Paysage postal.
Le paysage est une expérience difficile à partager. Il demande
du temps. Il demande qu'on l'explore, les cinq sens en alerte. Lors
d'un voyage, on choisit souvent de prendre un maximum de vues, l'ère
numérique nous aidant largement en ce sens. Lorsque nous
utilisions encore des pellicules, les photographies de voyage
allaient à l'essentiel : les personnes qui nous entourent et
l'environnement. L'image ultime des voyages pourrait être la carte
postale. Cette variation autour d'un même lieu, d'un même point de
vue qui semble aujourd'hui désuet. Image idéale, lente à
transmettre, est à l'opposé de la photographie numérique, vraie et
quasi instantanée à envoyer. La carte postale est un objet très
personnel et peu commun, là où les plateformes internet permettent de
poster une multitude d'images à la vue de tout le monde. Sitôt vues, sitôt oubliées. L'expéditeur et le destinataire établissent une relation
particulière, même si le texte au dos de la carte est bien souvent
rempli de lieux communs.
Cette relation désuète, c'est l'une des caractéristiques de mon
projet. j'ai donc décidé de créer plusieurs images, en restant dans les codes classiques de la carte postale
(cadrage, typographie légèrement kitsch). Pour rester dans la
grande tradition du paysage, je
propose des cartes postales autour de la ruine contemporaine,
notamment les blockhaus issus de la Seconde Guerre Mondiale. Ayant
grandi sur un territoire rempli de ces vestiges, la Côte d'Opale,
cette Histoire m'est tellement familière qu'elle m'est presque
devenue transparente. Dans le sens où je n'y vois que des ruines de
béton qui s'enfoncent plus qu'elles ne s'effondrent. Des structures
géométriques inhabituelles. Des architectures inhabitables. Des monolithes (cf. "Bunker Archéologie" de Paul Virilio).
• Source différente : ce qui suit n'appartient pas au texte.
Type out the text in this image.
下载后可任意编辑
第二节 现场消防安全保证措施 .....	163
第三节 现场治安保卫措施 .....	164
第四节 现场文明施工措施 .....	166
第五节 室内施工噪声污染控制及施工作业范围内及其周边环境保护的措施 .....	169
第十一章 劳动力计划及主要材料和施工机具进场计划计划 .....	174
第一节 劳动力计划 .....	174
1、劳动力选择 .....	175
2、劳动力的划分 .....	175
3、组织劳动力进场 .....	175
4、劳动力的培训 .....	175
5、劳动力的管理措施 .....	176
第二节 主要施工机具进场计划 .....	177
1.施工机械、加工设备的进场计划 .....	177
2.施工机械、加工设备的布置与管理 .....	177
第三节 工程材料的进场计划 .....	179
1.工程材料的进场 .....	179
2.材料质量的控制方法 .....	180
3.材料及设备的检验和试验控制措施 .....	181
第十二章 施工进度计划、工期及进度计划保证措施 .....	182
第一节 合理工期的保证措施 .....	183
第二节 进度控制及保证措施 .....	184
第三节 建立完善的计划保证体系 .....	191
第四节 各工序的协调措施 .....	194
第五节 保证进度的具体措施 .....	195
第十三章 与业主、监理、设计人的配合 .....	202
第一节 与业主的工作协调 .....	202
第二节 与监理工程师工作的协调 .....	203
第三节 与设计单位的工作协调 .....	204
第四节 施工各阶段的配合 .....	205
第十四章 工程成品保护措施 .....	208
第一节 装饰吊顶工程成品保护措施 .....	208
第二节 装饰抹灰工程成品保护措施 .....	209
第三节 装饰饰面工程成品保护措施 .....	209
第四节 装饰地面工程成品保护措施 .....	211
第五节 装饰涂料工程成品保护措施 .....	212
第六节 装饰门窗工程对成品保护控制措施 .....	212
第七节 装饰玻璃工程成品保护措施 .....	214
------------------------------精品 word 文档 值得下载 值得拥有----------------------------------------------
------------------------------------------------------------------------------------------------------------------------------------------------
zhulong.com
Ce n'est donc pas tant l'Histoire que je cherche à transmettre,
mais bien l'idée d'un vestige de l'Histoire. Et quoi de mieux que
d'envoyer ce genre de carte dans un lieu qui lui fait écho. Les cartes ont été envoyées en divers lieux touristiques dans le monde. "Bons baisers de France" était inscrit au dos de chaque carte, et une notice explicative du projet demandait à renvoyer une carte.